A total of 44 cases of Ebola have been reported in Congo in this latest outbreak of the disease, which is spread by bodily fluids. Three cases are confirmed, 20 are probable and 21 are suspected, according to WHO. Of those people, 23 have died. 

Until now, the outbreak was confined to remote rural areas, where Ebola travels more slowly. 

Congo Ebola
In this photo taken Saturday, May 12, 2018, health workers don protective clothing as they prepare to attend to patients in the isolation ward to diagnose and treat suspected Ebola patients, at Bikoro Hospital in Bikoro. Mark Naftalin/UNICEF via AP

Mbandaka, a city of almost 1.2 million people, is in a busy travel corridor in Congo's northwest Equateur province and is upstream from the capital, Kinshasa, a city of about 10 million. It is an hour's plane ride from Kinshasa or a four- to seven-day trip by river barge. Salama noted Mbandaka's proximity to neighboring countries, including Central African Republic and Republic of Congo.

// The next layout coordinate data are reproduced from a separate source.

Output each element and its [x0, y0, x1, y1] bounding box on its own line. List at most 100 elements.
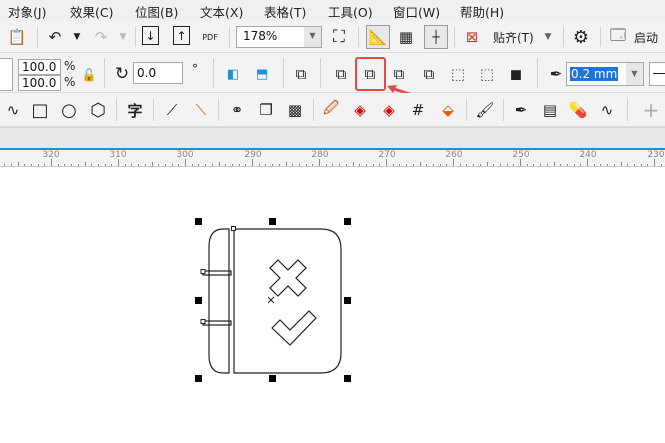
menu-bitmaps[interactable]: 位图(B) [135, 2, 178, 21]
drop-shadow-icon[interactable]: ❐ [255, 99, 277, 121]
canvas[interactable] [0, 168, 665, 443]
mesh-fill-icon[interactable]: # [407, 99, 429, 121]
scale-height-input[interactable]: 100.0 [18, 75, 61, 91]
chevron-down-icon[interactable]: ▼ [304, 27, 321, 47]
ruler-tick [654, 159, 655, 166]
polygon-icon[interactable]: ⬡ [87, 99, 109, 121]
connector-icon[interactable]: ⟍ [190, 99, 212, 121]
ellipse-icon[interactable]: ○ [58, 99, 80, 121]
undo-icon[interactable]: ↶ [44, 26, 66, 48]
separator [358, 27, 359, 47]
ruler-tick [10, 164, 12, 166]
freehand-icon[interactable]: ∿ [2, 99, 24, 121]
ruler-tick [399, 164, 401, 166]
node-handle[interactable] [231, 226, 236, 231]
toolbox: ∿ □ ○ ⬡ 字 ⟋ ⟍ ⚭ ❐ ▩ 🖉 ◈ ◈ # ⬙ 🖌 ✒ ▤ 💊 ∿ … [0, 93, 665, 127]
transparency-icon[interactable]: ▩ [284, 99, 306, 121]
menu-object[interactable]: 对象(J) [8, 2, 46, 21]
launch-button[interactable]: 启动 [634, 29, 658, 46]
separator [218, 99, 219, 121]
redo-icon[interactable]: ↷ [90, 26, 112, 48]
horizontal-ruler[interactable]: 320 310 300 290 280 270 260 250 240 230 [0, 148, 665, 167]
lock-ratio-icon[interactable]: 🔓 [78, 64, 100, 86]
front-minus-back-icon[interactable]: ⬚ [447, 63, 469, 85]
node-handle[interactable] [200, 269, 206, 274]
selection-handles[interactable] [195, 218, 351, 382]
launcher-icon[interactable]: 🗔 [607, 26, 629, 48]
export-icon[interactable]: ↑ [173, 26, 190, 45]
node-handle[interactable] [200, 319, 206, 324]
table-tool-icon[interactable]: ▤ [539, 99, 561, 121]
artistic-media-icon[interactable]: 🖌 [474, 99, 496, 121]
redo-dropdown-icon[interactable]: ▼ [112, 26, 134, 48]
blend-icon[interactable]: ⚭ [226, 99, 248, 121]
undo-dropdown-icon[interactable]: ▼ [66, 26, 88, 48]
chevron-down-icon[interactable]: ▼ [626, 63, 643, 85]
snap-off-icon[interactable]: ⊠ [461, 26, 483, 48]
mirror-vertical-icon[interactable]: ⬒ [251, 63, 273, 85]
create-boundary-icon[interactable]: ◼ [505, 63, 527, 85]
interactive-fill-icon[interactable]: ⬙ [437, 99, 459, 121]
ruler-tick [319, 159, 320, 166]
weld-icon[interactable]: ⧉ [330, 63, 352, 85]
menu-text[interactable]: 文本(X) [200, 2, 243, 21]
standard-toolbar: 📋 ↶ ▼ ↷ ▼ ↓ ↑ PDF 178% ▼ ⛶ 📐 ▦ ┼ ⊠ 贴齐(T) … [0, 21, 665, 53]
ruler-tick [245, 164, 247, 166]
ruler-tick [392, 164, 394, 166]
menu-effects[interactable]: 效果(C) [70, 2, 113, 21]
percent-label: % [64, 59, 76, 73]
menu-window[interactable]: 窗口(W) [393, 2, 440, 21]
ruler-tick [412, 164, 414, 166]
bezier-icon[interactable]: ∿ [596, 99, 618, 121]
separator [213, 58, 214, 88]
separator [537, 58, 538, 88]
combine-icon[interactable]: ⧉ [290, 63, 312, 85]
menu-tools[interactable]: 工具(O) [328, 2, 373, 21]
back-minus-front-icon[interactable]: ⬚ [476, 63, 498, 85]
ruler-tick [24, 164, 26, 166]
smart-fill-icon[interactable]: ◈ [378, 99, 400, 121]
ruler-tick [97, 164, 99, 166]
menu-table[interactable]: 表格(T) [264, 2, 306, 21]
ruler-tick [30, 164, 32, 166]
ruler-tick [640, 164, 642, 166]
ruler-tick [613, 164, 615, 166]
eyedropper-icon[interactable]: 🖉 [320, 99, 342, 121]
rectangle-icon[interactable]: □ [29, 99, 51, 121]
text-tool-icon[interactable]: 字 [124, 99, 146, 121]
outline-width-combo[interactable]: 0.2 mm ▼ [566, 62, 644, 86]
menu-help[interactable]: 帮助(H) [460, 2, 504, 21]
mirror-horizontal-icon[interactable]: ◧ [222, 63, 244, 85]
gear-icon[interactable]: ⚙ [570, 26, 592, 48]
separator [503, 99, 504, 121]
smear-icon[interactable]: 💊 [567, 99, 589, 121]
size-field[interactable] [0, 58, 13, 91]
snap-to-button[interactable]: 贴齐(T) [493, 29, 534, 46]
ruler-tick [499, 164, 501, 166]
ruler-tick [44, 164, 46, 166]
ruler-tick [252, 159, 253, 166]
ruler-tick [265, 164, 267, 166]
full-screen-icon[interactable]: ⛶ [328, 26, 350, 48]
scale-width-input[interactable]: 100.0 [18, 59, 61, 75]
show-rulers-icon[interactable]: 📐 [366, 25, 390, 49]
line-style-combo[interactable] [649, 62, 665, 86]
show-guidelines-icon[interactable]: ┼ [424, 25, 448, 49]
ruler-tick [580, 164, 582, 166]
ruler-tick [84, 162, 86, 166]
paste-icon[interactable]: 📋 [6, 26, 28, 48]
add-tool-button[interactable]: + [640, 98, 662, 122]
import-icon[interactable]: ↓ [142, 26, 159, 45]
zoom-level-combo[interactable]: 178% ▼ [236, 26, 322, 48]
dimension-icon[interactable]: ⟋ [161, 99, 183, 121]
pen-icon[interactable]: ✒ [510, 99, 532, 121]
publish-pdf-icon[interactable]: PDF [199, 26, 221, 48]
fill-icon[interactable]: ◈ [349, 99, 371, 121]
outline-width-value: 0.2 mm [570, 67, 619, 81]
ruler-tick [17, 162, 19, 166]
show-grid-icon[interactable]: ▦ [395, 26, 417, 48]
rotation-angle-input[interactable]: 0.0 [133, 62, 183, 84]
ruler-tick [272, 164, 274, 166]
ruler-tick [352, 162, 354, 166]
chevron-down-icon[interactable]: ▼ [537, 26, 559, 48]
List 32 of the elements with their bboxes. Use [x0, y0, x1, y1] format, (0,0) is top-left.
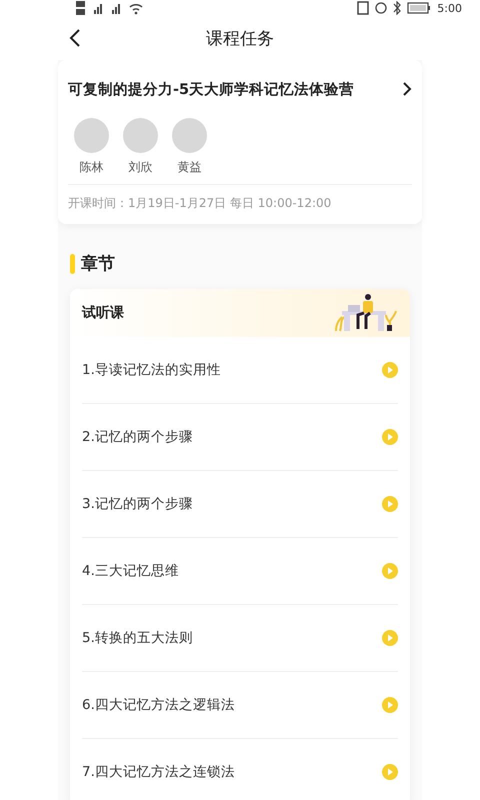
teacher-name: 黄益 [178, 159, 202, 176]
lesson-title[interactable]: 2.记忆的两个步骤 [82, 428, 193, 446]
play-icon[interactable] [382, 764, 398, 780]
avatar-placeholder [74, 118, 109, 153]
section-marker [70, 254, 75, 274]
play-icon[interactable] [382, 496, 398, 512]
chevron-right-icon[interactable] [402, 81, 412, 97]
teacher-name: 刘欣 [128, 159, 152, 176]
person-at-desk-drawing [332, 293, 398, 333]
bluetooth-icon [393, 1, 402, 15]
play-icon[interactable] [382, 429, 398, 445]
play-icon[interactable] [382, 563, 398, 579]
lesson-title[interactable]: 3.记忆的两个步骤 [82, 495, 193, 513]
chevron-left-icon [68, 28, 82, 48]
course-title[interactable]: 可复制的提分力-5天大师学科记忆法体验营 [68, 80, 354, 98]
play-icon[interactable] [382, 362, 398, 378]
lesson-title[interactable]: 1.导读记忆法的实用性 [82, 361, 221, 379]
battery-icon [407, 2, 432, 14]
chapter-title: 试听课 [82, 304, 124, 322]
page-title: 课程任务 [206, 28, 274, 50]
lesson-title[interactable]: 6.四大记忆方法之逻辑法 [82, 696, 235, 714]
avatar-placeholder [172, 118, 207, 153]
play-icon[interactable] [382, 697, 398, 713]
status-time: 5:00 [437, 2, 462, 14]
avatar-placeholder [123, 118, 158, 153]
section-title: 章节 [81, 253, 115, 275]
lesson-title[interactable]: 7.四大记忆方法之连锁法 [82, 763, 235, 781]
play-icon[interactable] [382, 630, 398, 646]
lesson-title[interactable]: 4.三大记忆思维 [82, 562, 179, 580]
lesson-title[interactable]: 5.转换的五大法则 [82, 629, 193, 647]
course-schedule: 开课时间：1月19日-1月27日 每日 10:00-12:00 [68, 195, 332, 212]
teacher-name: 陈林 [80, 159, 104, 176]
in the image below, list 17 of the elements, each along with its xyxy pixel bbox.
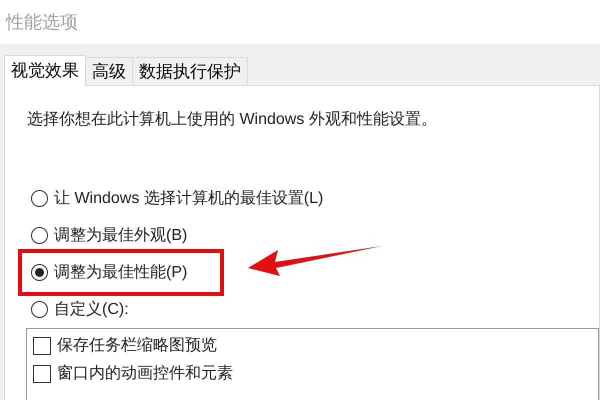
window-title: 性能选项 (6, 10, 78, 34)
effect-option[interactable]: 窗口内的动画控件和元素 (33, 362, 233, 386)
checkbox[interactable] (33, 337, 51, 355)
tab[interactable]: 视觉效果 (4, 55, 86, 86)
tab[interactable]: 数据执行保护 (133, 57, 248, 85)
radio-option[interactable]: 让 Windows 选择计算机的最佳设置(L) (25, 184, 324, 213)
checkbox[interactable] (33, 365, 51, 383)
radio-button[interactable] (31, 264, 48, 281)
radio-button[interactable] (31, 190, 48, 207)
tab[interactable]: 高级 (86, 57, 133, 85)
effect-option[interactable]: 保存任务栏缩略图预览 (33, 334, 217, 358)
radio-option[interactable]: 调整为最佳外观(B) (25, 221, 188, 250)
radio-option[interactable]: 调整为最佳性能(P) (25, 258, 188, 287)
radio-option[interactable]: 自定义(C): (25, 295, 129, 324)
radio-button[interactable] (31, 301, 48, 318)
description: 选择你想在此计算机上使用的 Windows 外观和性能设置。 (27, 110, 438, 130)
radio-button[interactable] (31, 227, 48, 244)
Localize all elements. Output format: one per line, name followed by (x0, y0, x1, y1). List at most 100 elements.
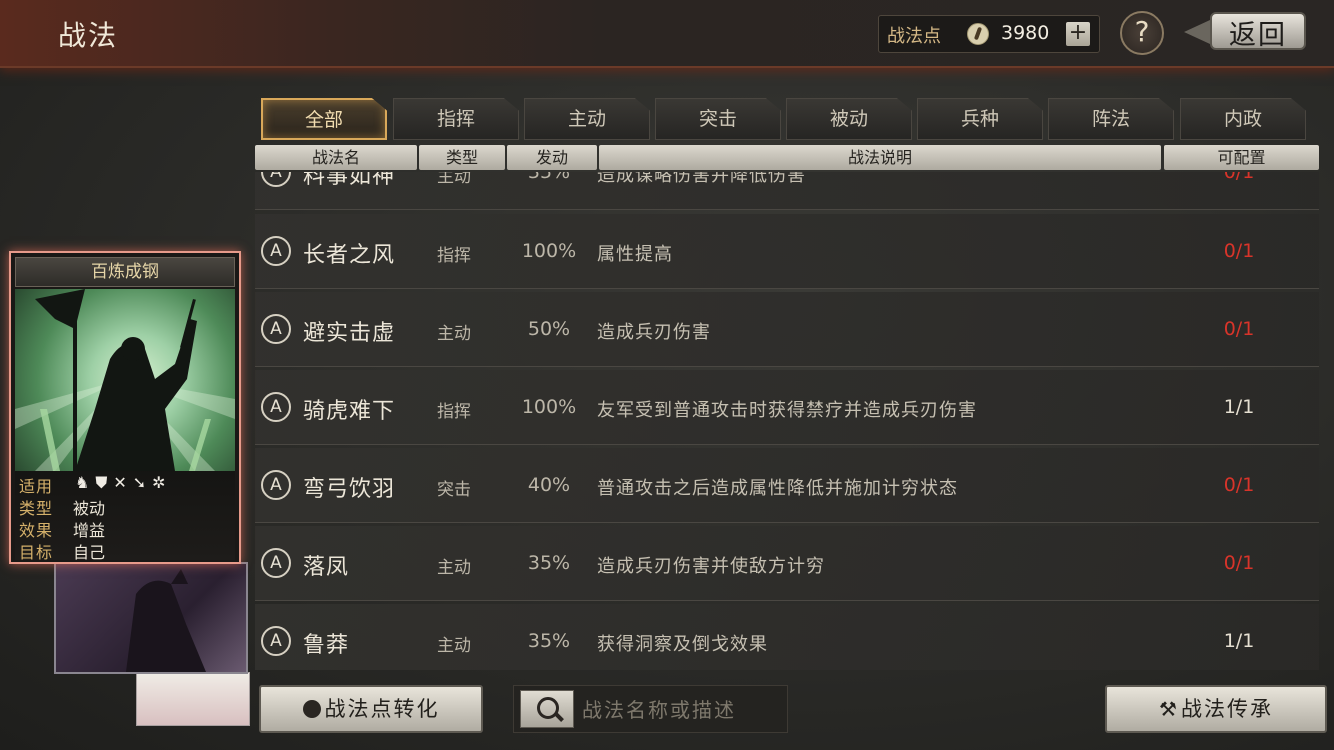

"The scenario has changed, and it has become most serious and worrying, since the disease is now affecting an urban area," said Henry Gray, emergency coordinator in Mbandaka for Doctors Without Borders.

The aid organization said 514 people believed to have been in contact with infected people are being monitored. WHO said it is deploying about 30 more experts to the city. 

Ebola vaccine

Those exposed will for the first time in Congo receive Ebola vaccinations, the health minister said. WHO has sent 4,000 doses of the vaccine to Congo and said it will dispatch thousands more in the coming days as needed. WHO has said it will use the "ring vaccination" method, which involves vaccinating contacts of those feared infected, contacts of those contacts, and health care and other front-line workers.  

Experimental Ebola vaccines arriving in Democratic Republic of Congo amid outbreak 04:27

"This is a concerning development, but we now have better tools than ever before to combat Ebola," Tedros Adhanom Ghebreyesus, WHO director-general, said of the new urban case.

The vaccine has been shown to be highly effective against Ebola. It was tested in Guinea during the outbreak that killed more than 11,300 people in West Africa from 2014 to 2016. 

CBS News' Patta said the fact that there is a vaccine marks a significant difference between the outbreak in West Africa that started in 2014 and the outbreak in the Congo today.

"It can't cure Ebola, but what it can do is stop the spread of the disease," she said.

Patta also reported that a crucial difference between the two outbreaks is the speed at which international agencies have responded.

"In 2014, you remember that the World Health Organization and other agencies were criticized for being 'staggeringly slow' to respond," Patta said. More than 11,000 people died before the outbreak was contained.

"This time, they've wasted no time," she said. 

This is the ninth Ebola outbreak in Congo since 1976, when the disease was first identified. The virus is initially transmitted to people from wild animals, including bats and monkeys. 

There is no specific treatment for Ebola. Symptoms include fever, vomiting, diarrhea, muscle pain and at times internal and external bleeding. The virus can be fatal in up to 90 percent of cases, depending on the strain.